One’s reaction to the film will likely lie in how invested he or she is in the band itself. For hardcore fans, there likely aren’t any huge revelations. For those, like me, who have always enjoyed the band’s music but never became superfans, there are multiple tidbits that are, if not shocking, hugely interesting.
That includes how the band grew to despise their most famous album, License to Ill, with joke songs like “(You Gotta) Fight for Your Right (To Party)” and “Girls” taking on a life of their own when the band became successful. Or how Yauch was the driving force of the band, leading them in directions that both defined their uniqueness and maintained their popularity through the years.
Given that Diamond, Horovitz, and Jonze are the ones putting on the show that was turned into the movie, there is no “other side of the story.” So when they detail how Russell Simmons and Rick Rubin, the founders of the Def Jam record label, cheated them out of royalties for License to Ill, it is told without any perspective from Simmons or Rubin. That information would be valuable to know, but wouldn’t necessarily fit in a film like this.

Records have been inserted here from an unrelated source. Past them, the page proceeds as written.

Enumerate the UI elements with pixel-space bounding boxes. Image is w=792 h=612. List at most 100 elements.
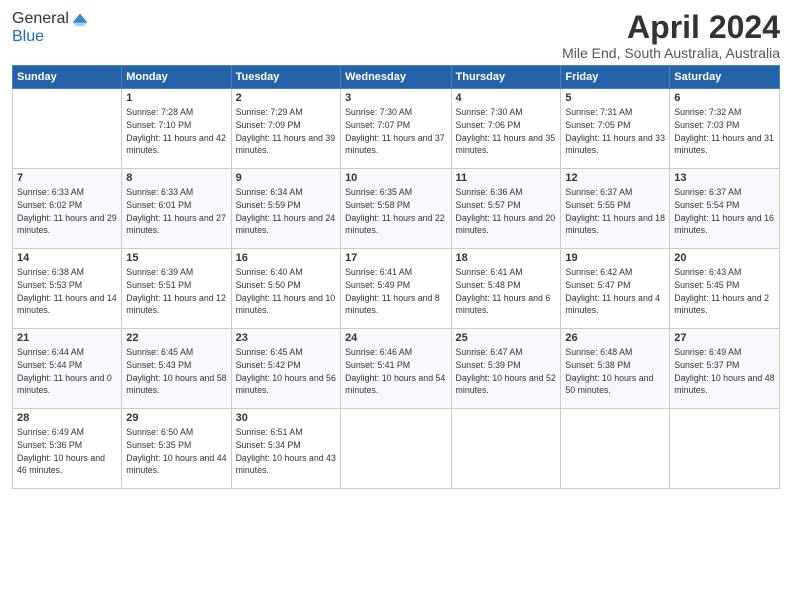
day-detail: Sunrise: 6:44 AMSunset: 5:44 PMDaylight:…	[17, 346, 117, 397]
logo-general: General	[12, 10, 69, 28]
day-number: 15	[126, 252, 226, 264]
day-detail: Sunrise: 6:40 AMSunset: 5:50 PMDaylight:…	[236, 266, 336, 317]
header: General Blue April 2024 Mile End, South …	[12, 10, 780, 61]
day-number: 8	[126, 172, 226, 184]
calendar-cell: 29 Sunrise: 6:50 AMSunset: 5:35 PMDayligh…	[122, 409, 231, 489]
title-block: April 2024 Mile End, South Australia, Au…	[562, 10, 780, 61]
day-detail: Sunrise: 6:39 AMSunset: 5:51 PMDaylight:…	[126, 266, 226, 317]
day-detail: Sunrise: 6:43 AMSunset: 5:45 PMDaylight:…	[674, 266, 775, 317]
calendar-cell: 12Sunrise: 6:37 AMSunset: 5:55 PMDayligh…	[561, 169, 670, 249]
day-number: 7	[17, 172, 117, 184]
weekday-header: Sunday	[13, 66, 122, 89]
day-detail: Sunrise: 7:30 AMSunset: 7:07 PMDaylight:…	[345, 106, 446, 157]
weekday-header: Tuesday	[231, 66, 340, 89]
calendar-cell: 8 Sunrise: 6:33 AMSunset: 6:01 PMDaylight…	[122, 169, 231, 249]
calendar-cell: 22 Sunrise: 6:45 AMSunset: 5:43 PMDayligh…	[122, 329, 231, 409]
day-number: 6	[674, 92, 775, 104]
day-detail: Sunrise: 6:49 AMSunset: 5:36 PMDaylight:…	[17, 426, 117, 477]
calendar-cell: 3Sunrise: 7:30 AMSunset: 7:07 PMDaylight…	[341, 89, 451, 169]
day-number: 5	[565, 92, 665, 104]
day-number: 19	[565, 252, 665, 264]
day-number: 18	[456, 252, 557, 264]
calendar-cell: 4 Sunrise: 7:30 AMSunset: 7:06 PMDaylight…	[451, 89, 561, 169]
day-detail: Sunrise: 6:51 AMSunset: 5:34 PMDaylight:…	[236, 426, 336, 477]
day-detail: Sunrise: 6:48 AMSunset: 5:38 PMDaylight:…	[565, 346, 665, 397]
day-number: 11	[456, 172, 557, 184]
calendar-header-row: SundayMondayTuesdayWednesdayThursdayFrid…	[13, 66, 780, 89]
day-number: 4	[456, 92, 557, 104]
weekday-header: Friday	[561, 66, 670, 89]
day-detail: Sunrise: 6:37 AMSunset: 5:54 PMDaylight:…	[674, 186, 775, 237]
calendar-cell: 25 Sunrise: 6:47 AMSunset: 5:39 PMDayligh…	[451, 329, 561, 409]
weekday-header: Saturday	[670, 66, 780, 89]
day-number: 17	[345, 252, 446, 264]
day-number: 26	[565, 332, 665, 344]
calendar-cell: 10 Sunrise: 6:35 AMSunset: 5:58 PMDayligh…	[341, 169, 451, 249]
day-number: 1	[126, 92, 226, 104]
calendar-table: SundayMondayTuesdayWednesdayThursdayFrid…	[12, 65, 780, 489]
day-number: 20	[674, 252, 775, 264]
day-number: 27	[674, 332, 775, 344]
day-number: 22	[126, 332, 226, 344]
day-detail: Sunrise: 6:41 AMSunset: 5:48 PMDaylight:…	[456, 266, 557, 317]
calendar-week-row: 28Sunrise: 6:49 AMSunset: 5:36 PMDayligh…	[13, 409, 780, 489]
day-detail: Sunrise: 6:36 AMSunset: 5:57 PMDaylight:…	[456, 186, 557, 237]
day-detail: Sunrise: 6:47 AMSunset: 5:39 PMDaylight:…	[456, 346, 557, 397]
day-detail: Sunrise: 6:45 AMSunset: 5:42 PMDaylight:…	[236, 346, 336, 397]
day-number: 12	[565, 172, 665, 184]
day-detail: Sunrise: 7:29 AMSunset: 7:09 PMDaylight:…	[236, 106, 336, 157]
day-detail: Sunrise: 6:46 AMSunset: 5:41 PMDaylight:…	[345, 346, 446, 397]
day-detail: Sunrise: 6:33 AMSunset: 6:01 PMDaylight:…	[126, 186, 226, 237]
weekday-header: Wednesday	[341, 66, 451, 89]
calendar-cell: 6 Sunrise: 7:32 AMSunset: 7:03 PMDaylight…	[670, 89, 780, 169]
calendar-cell: 24 Sunrise: 6:46 AMSunset: 5:41 PMDayligh…	[341, 329, 451, 409]
calendar-week-row: 1 Sunrise: 7:28 AMSunset: 7:10 PMDaylight…	[13, 89, 780, 169]
page-container: General Blue April 2024 Mile End, South …	[0, 0, 792, 495]
calendar-cell: 16Sunrise: 6:40 AMSunset: 5:50 PMDayligh…	[231, 249, 340, 329]
calendar-cell: 5Sunrise: 7:31 AMSunset: 7:05 PMDaylight…	[561, 89, 670, 169]
calendar-cell: 23 Sunrise: 6:45 AMSunset: 5:42 PMDayligh…	[231, 329, 340, 409]
calendar-cell: 11 Sunrise: 6:36 AMSunset: 5:57 PMDayligh…	[451, 169, 561, 249]
day-detail: Sunrise: 6:49 AMSunset: 5:37 PMDaylight:…	[674, 346, 775, 397]
day-detail: Sunrise: 6:50 AMSunset: 5:35 PMDaylight:…	[126, 426, 226, 477]
calendar-cell: 17Sunrise: 6:41 AMSunset: 5:49 PMDayligh…	[341, 249, 451, 329]
day-number: 9	[236, 172, 336, 184]
day-number: 14	[17, 252, 117, 264]
location-title: Mile End, South Australia, Australia	[562, 45, 780, 61]
day-detail: Sunrise: 6:35 AMSunset: 5:58 PMDaylight:…	[345, 186, 446, 237]
day-number: 21	[17, 332, 117, 344]
calendar-cell	[341, 409, 451, 489]
day-detail: Sunrise: 6:34 AMSunset: 5:59 PMDaylight:…	[236, 186, 336, 237]
calendar-cell	[670, 409, 780, 489]
calendar-cell: 7 Sunrise: 6:33 AMSunset: 6:02 PMDaylight…	[13, 169, 122, 249]
logo: General Blue	[12, 10, 89, 46]
calendar-cell: 2 Sunrise: 7:29 AMSunset: 7:09 PMDaylight…	[231, 89, 340, 169]
calendar-cell: 13 Sunrise: 6:37 AMSunset: 5:54 PMDayligh…	[670, 169, 780, 249]
day-number: 23	[236, 332, 336, 344]
logo-icon	[71, 10, 89, 28]
day-detail: Sunrise: 6:42 AMSunset: 5:47 PMDaylight:…	[565, 266, 665, 317]
weekday-header: Monday	[122, 66, 231, 89]
day-detail: Sunrise: 6:33 AMSunset: 6:02 PMDaylight:…	[17, 186, 117, 237]
day-number: 13	[674, 172, 775, 184]
calendar-cell: 27 Sunrise: 6:49 AMSunset: 5:37 PMDayligh…	[670, 329, 780, 409]
day-detail: Sunrise: 7:28 AMSunset: 7:10 PMDaylight:…	[126, 106, 226, 157]
day-detail: Sunrise: 6:45 AMSunset: 5:43 PMDaylight:…	[126, 346, 226, 397]
calendar-cell: 19 Sunrise: 6:42 AMSunset: 5:47 PMDayligh…	[561, 249, 670, 329]
day-detail: Sunrise: 7:30 AMSunset: 7:06 PMDaylight:…	[456, 106, 557, 157]
calendar-cell: 9 Sunrise: 6:34 AMSunset: 5:59 PMDaylight…	[231, 169, 340, 249]
day-number: 25	[456, 332, 557, 344]
calendar-cell: 15 Sunrise: 6:39 AMSunset: 5:51 PMDayligh…	[122, 249, 231, 329]
logo-blue: Blue	[12, 28, 89, 46]
calendar-cell	[13, 89, 122, 169]
calendar-week-row: 14Sunrise: 6:38 AMSunset: 5:53 PMDayligh…	[13, 249, 780, 329]
calendar-cell	[561, 409, 670, 489]
calendar-cell	[451, 409, 561, 489]
day-number: 10	[345, 172, 446, 184]
day-detail: Sunrise: 7:32 AMSunset: 7:03 PMDaylight:…	[674, 106, 775, 157]
month-title: April 2024	[562, 10, 780, 45]
day-number: 24	[345, 332, 446, 344]
day-number: 2	[236, 92, 336, 104]
day-number: 29	[126, 412, 226, 424]
calendar-cell: 20 Sunrise: 6:43 AMSunset: 5:45 PMDayligh…	[670, 249, 780, 329]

In the end, it’s the reliving of the songs and how they were created that carry the day. “Fight for Your Right,” “No Sleep till Brooklyn,” “So What’cha Want,” “Sabotage,” “Intergalactic,” and more remain as invigorating as when they were first released, even if we only get to hear snippets of most of the songs.
Fans like the ones who packed the Kings Theatre will love Beastie Boys Story the most, but the personalities of Diamond and Horovitz and stories they tell are enough to draw in even non-fans. It might have unimaginable 34 years ago, but the Beastie Boys are elder music statesmen worthy of veneration in a great documentary like this.
Beastie Boys Story premieres on Apple TV+ on April 24.